Rukiye Demirel – Felsefeci
“Kadınlar plajına gitmek de aslında bir direnme biçimi”
Bu mesele başından neden Müslüman kadınlar ya da başörtülü kadınlar üzerinden yürüdü anlamış değilim açıkçası. Sanki biz bu alanlara çökmüşüz, buralar bize peşkeş çekilmiş gibi bir muamele var. Sadece Müslüman kadınlar mı problem yaşıyor plajlarda deniz girerken?
Yakın zamanda Aile ve Sosyal Hizmetler Bakanlığı kadınları evden çalışmaya teşvik edeceğini söylemişti bu teşvikin arkasında annelerin çocuklarına daha fazla vakit ayırabilmesi ve kadının eve kapatılması söz konusuydu. Bu mesela kadın erkek eşitliğine ters düşen bir şeydir kesinlikle. Çünkü kadını hem çalışma hayatından hem de sosyal hayattan dışlayacak bir uygulama ki en nihayetinde bakım emeği dediğimiz şey de karşılıksız. Kadınlar plajını kapatmak ise tam tersi etki gösterir. Bir de eşitliği plaj bazında mı tartışacağız? “Yaşasın erkeklerle aynı plajda denize giriyorum” diye sevinecek miyiz yani? Bir ara kadınlara özel mor otobüs uygulaması konuşuluyordu. Bu gibi uygulamalar yapılabilir, kullanıp kullanmamak kadının tercihine bırakılır. Var olan uygulamayı yok etmek de büyük sıkıntı.

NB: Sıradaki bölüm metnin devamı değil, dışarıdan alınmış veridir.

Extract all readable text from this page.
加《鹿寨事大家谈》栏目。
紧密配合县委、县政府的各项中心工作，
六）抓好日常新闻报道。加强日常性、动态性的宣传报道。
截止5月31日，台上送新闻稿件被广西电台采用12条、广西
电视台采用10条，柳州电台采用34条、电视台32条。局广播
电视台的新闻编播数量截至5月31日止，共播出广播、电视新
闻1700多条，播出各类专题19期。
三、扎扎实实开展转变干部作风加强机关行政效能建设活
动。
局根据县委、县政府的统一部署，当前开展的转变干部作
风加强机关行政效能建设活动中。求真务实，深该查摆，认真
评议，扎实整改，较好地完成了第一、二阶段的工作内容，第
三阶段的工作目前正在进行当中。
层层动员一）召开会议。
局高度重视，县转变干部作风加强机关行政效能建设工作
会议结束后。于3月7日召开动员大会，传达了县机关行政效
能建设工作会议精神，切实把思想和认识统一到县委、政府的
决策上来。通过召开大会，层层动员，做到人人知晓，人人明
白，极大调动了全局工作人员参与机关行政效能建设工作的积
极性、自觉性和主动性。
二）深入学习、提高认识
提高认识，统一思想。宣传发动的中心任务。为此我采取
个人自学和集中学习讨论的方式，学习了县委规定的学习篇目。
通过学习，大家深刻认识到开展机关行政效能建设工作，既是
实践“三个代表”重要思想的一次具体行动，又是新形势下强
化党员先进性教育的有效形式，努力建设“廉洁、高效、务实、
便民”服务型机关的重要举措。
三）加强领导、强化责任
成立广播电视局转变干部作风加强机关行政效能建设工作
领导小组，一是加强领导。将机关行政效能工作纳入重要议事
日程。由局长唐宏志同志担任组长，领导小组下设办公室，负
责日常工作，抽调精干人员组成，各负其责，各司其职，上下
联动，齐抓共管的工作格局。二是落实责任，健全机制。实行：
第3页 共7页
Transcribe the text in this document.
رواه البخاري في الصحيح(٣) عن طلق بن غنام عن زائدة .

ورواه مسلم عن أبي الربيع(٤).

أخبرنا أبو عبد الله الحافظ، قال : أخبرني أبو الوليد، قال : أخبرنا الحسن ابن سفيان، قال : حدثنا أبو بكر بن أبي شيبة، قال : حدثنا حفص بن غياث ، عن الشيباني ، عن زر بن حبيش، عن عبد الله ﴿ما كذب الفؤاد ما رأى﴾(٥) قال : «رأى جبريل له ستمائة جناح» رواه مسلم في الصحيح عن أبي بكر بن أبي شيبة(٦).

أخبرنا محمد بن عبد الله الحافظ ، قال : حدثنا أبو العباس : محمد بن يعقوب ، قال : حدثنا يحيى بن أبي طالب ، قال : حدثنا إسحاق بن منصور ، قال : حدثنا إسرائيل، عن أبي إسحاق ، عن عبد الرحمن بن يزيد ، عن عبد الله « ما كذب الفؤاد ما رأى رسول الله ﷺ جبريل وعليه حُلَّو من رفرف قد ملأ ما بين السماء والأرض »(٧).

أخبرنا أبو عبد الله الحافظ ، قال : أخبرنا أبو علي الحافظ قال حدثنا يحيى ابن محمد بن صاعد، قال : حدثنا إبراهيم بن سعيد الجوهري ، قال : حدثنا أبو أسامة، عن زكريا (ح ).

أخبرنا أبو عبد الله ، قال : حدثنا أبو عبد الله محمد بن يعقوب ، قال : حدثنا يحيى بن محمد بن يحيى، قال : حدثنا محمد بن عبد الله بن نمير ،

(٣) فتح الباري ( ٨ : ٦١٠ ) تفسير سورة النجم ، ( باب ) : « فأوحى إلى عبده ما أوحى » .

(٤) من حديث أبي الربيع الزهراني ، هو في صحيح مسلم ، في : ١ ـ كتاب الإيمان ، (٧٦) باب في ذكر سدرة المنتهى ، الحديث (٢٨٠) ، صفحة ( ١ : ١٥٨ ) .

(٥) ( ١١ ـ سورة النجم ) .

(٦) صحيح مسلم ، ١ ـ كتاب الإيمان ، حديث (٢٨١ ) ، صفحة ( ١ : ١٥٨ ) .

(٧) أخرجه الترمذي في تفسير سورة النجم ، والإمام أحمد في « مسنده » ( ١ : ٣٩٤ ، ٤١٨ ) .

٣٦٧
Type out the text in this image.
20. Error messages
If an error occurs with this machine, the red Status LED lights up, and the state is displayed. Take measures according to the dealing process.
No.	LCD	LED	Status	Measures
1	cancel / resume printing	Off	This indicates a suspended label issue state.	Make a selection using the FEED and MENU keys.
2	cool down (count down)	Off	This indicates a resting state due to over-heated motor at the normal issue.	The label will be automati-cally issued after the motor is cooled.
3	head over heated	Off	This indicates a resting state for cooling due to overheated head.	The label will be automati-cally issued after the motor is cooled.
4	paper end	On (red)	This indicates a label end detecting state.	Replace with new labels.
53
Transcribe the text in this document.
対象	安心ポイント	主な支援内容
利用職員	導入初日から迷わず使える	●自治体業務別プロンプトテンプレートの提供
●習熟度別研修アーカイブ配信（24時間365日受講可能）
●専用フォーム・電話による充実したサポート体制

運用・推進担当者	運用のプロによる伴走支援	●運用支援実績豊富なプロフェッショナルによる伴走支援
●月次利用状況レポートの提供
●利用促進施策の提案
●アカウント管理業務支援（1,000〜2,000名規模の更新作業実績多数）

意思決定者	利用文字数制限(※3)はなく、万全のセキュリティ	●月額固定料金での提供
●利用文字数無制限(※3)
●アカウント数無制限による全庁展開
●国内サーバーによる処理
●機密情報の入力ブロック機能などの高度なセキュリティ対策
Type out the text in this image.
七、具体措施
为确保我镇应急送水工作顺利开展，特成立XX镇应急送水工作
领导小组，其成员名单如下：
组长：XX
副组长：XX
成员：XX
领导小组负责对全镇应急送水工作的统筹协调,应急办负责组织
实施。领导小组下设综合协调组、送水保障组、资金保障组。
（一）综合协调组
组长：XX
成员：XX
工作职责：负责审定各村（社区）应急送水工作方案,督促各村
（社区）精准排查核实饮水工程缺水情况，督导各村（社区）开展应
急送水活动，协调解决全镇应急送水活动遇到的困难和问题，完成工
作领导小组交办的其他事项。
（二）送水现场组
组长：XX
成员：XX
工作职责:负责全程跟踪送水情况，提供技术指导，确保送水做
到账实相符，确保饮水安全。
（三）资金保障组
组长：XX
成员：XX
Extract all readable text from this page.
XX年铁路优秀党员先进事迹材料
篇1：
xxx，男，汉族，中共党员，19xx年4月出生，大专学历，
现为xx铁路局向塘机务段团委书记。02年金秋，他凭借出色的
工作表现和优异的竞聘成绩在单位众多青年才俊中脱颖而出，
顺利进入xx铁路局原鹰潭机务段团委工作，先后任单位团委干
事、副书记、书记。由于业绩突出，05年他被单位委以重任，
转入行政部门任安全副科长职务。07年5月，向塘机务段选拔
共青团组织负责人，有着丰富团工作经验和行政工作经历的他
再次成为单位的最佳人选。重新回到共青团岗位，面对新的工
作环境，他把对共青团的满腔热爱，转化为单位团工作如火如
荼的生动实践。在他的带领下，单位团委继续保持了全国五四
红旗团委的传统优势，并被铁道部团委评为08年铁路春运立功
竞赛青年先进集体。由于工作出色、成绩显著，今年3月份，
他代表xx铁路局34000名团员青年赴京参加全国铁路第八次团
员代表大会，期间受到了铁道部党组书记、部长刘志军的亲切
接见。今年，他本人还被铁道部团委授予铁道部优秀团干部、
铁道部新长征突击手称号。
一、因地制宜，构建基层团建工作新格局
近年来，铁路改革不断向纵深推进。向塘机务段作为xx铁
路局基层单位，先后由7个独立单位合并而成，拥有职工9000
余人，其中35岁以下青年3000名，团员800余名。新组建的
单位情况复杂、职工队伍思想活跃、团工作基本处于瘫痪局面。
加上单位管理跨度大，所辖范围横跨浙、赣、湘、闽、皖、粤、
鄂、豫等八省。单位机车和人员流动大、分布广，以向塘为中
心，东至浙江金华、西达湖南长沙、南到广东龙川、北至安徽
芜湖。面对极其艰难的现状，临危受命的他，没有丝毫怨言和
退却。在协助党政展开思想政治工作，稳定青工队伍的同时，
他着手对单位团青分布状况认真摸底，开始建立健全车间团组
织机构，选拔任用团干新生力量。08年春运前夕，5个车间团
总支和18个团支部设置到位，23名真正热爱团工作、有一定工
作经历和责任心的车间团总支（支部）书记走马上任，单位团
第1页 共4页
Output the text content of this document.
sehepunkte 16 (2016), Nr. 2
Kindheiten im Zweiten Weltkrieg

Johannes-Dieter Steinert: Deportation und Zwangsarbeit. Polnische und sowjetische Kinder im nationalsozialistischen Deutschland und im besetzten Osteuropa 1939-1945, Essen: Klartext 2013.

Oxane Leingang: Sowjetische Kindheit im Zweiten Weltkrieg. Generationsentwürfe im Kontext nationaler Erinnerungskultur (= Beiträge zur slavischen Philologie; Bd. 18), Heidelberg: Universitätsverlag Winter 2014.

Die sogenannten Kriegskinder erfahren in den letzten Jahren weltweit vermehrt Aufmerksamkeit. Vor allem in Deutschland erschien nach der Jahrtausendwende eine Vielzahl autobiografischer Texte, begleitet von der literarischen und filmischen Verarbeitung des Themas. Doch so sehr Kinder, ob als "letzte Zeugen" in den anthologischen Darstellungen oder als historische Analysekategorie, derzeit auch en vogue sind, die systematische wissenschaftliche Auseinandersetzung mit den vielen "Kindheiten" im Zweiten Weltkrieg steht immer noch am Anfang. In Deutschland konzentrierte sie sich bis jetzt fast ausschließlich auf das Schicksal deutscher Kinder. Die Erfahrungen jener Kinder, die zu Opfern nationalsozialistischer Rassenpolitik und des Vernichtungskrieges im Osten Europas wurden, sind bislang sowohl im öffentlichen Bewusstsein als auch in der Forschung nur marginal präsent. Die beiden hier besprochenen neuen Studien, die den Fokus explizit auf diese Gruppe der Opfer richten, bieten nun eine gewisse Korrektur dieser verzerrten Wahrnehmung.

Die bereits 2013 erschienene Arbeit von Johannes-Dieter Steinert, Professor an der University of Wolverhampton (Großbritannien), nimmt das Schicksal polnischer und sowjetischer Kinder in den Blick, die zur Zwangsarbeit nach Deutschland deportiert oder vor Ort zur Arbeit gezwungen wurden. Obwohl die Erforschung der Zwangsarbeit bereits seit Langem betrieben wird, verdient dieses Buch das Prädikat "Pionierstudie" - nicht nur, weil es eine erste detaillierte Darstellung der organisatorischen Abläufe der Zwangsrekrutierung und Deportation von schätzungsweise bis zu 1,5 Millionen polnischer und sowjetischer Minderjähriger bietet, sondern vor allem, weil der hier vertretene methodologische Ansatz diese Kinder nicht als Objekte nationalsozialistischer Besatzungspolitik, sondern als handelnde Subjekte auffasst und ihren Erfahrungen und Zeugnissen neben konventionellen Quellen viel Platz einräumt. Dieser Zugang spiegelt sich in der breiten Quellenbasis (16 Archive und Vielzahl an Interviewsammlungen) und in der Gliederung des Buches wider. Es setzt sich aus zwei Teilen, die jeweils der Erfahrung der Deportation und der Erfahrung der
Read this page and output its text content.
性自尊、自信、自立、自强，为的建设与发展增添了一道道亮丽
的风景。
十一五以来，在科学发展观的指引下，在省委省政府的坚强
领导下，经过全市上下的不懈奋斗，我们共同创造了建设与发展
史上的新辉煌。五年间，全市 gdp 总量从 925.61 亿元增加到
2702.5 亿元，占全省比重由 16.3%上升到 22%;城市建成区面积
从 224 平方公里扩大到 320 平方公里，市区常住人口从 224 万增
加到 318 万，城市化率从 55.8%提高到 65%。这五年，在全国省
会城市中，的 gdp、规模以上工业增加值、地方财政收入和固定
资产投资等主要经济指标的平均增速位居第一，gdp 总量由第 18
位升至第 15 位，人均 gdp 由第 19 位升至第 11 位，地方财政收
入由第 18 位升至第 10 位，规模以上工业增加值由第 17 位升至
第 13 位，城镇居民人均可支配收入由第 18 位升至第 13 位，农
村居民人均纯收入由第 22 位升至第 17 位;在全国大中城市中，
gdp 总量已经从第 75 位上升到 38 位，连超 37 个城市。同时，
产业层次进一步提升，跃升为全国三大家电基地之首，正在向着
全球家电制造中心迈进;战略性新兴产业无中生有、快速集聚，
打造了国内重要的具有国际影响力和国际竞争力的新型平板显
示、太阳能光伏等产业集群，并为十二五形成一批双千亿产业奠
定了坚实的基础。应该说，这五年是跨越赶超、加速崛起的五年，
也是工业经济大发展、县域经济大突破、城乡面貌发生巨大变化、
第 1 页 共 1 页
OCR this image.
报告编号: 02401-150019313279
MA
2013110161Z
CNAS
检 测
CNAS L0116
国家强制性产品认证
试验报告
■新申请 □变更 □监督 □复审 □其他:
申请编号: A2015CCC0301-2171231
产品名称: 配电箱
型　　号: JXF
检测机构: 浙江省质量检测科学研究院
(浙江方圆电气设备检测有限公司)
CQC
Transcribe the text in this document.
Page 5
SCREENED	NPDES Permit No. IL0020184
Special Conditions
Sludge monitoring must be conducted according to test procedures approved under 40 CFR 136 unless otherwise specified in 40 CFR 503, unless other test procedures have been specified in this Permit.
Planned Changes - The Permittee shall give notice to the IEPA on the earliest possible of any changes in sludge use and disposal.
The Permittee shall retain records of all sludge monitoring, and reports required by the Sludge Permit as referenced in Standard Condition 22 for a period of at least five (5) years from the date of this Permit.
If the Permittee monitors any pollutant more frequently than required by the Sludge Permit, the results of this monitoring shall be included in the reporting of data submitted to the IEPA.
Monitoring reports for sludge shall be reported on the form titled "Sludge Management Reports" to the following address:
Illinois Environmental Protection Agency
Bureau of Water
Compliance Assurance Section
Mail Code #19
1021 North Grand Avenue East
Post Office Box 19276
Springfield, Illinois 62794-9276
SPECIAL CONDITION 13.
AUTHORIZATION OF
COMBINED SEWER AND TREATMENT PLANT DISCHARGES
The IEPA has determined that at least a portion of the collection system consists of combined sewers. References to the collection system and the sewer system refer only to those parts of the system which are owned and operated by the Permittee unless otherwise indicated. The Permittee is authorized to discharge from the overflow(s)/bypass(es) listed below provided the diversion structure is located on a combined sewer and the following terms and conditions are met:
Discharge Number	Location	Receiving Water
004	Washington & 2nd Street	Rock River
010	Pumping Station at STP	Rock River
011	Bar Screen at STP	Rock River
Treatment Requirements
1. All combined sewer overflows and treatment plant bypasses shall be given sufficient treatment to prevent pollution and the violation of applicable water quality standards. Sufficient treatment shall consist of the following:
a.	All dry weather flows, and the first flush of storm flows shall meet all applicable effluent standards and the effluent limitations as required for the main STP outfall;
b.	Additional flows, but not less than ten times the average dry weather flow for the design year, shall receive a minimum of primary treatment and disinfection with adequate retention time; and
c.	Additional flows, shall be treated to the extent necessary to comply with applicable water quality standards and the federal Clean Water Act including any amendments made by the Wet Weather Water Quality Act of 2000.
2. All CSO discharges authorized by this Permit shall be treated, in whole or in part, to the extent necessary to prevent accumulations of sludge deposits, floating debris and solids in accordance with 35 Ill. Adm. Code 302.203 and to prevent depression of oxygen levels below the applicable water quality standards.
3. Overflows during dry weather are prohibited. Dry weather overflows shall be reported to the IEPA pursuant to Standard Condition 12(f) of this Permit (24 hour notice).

Önemli bir nokta da muhafazakar otellerin plajlarını kullanmanın artık sınıfsal bir duruma dönüşmesi. Çünkü çok pahalı ve insanların erişimi çok sıkıntılı artık. Ne yapacak bu insanlar?
Diğer yandan kadınlar yazın plajda daha rahat gezebilmek, daha güzel gözükebilmek için yaza doğru diyete başlıyorlar. Bunu hiç bir erkek yapmak zorunda hissetmiyor kendini çünkü plaj da eril bir alan. Bedeni üzerinde tahakküm uygulanan hep kadınlar. Kadınlar plajına gitmek de aslında bir direnme biçimi. “Ben bu erkek bakışa maruz kalmak istemiyorum, o belirli 90-60-90, ince uzun bacaklı beden algısına uyum sağlamak, maruz kalmak zorunda değilim” gibi bir direnme de var ortada. Feminist mekanlar oluşturmak önemli. Mimarinin, mekanların ya da kentin sosyolojisinin kadınları da dikkate alarak gelişmesi, kadınlara işe giderken, kafelerde otururken güvenli bir alan sağlanabiliyor olması gerekiyor. Hiçbir sistem bunun üzerine kurulu değil.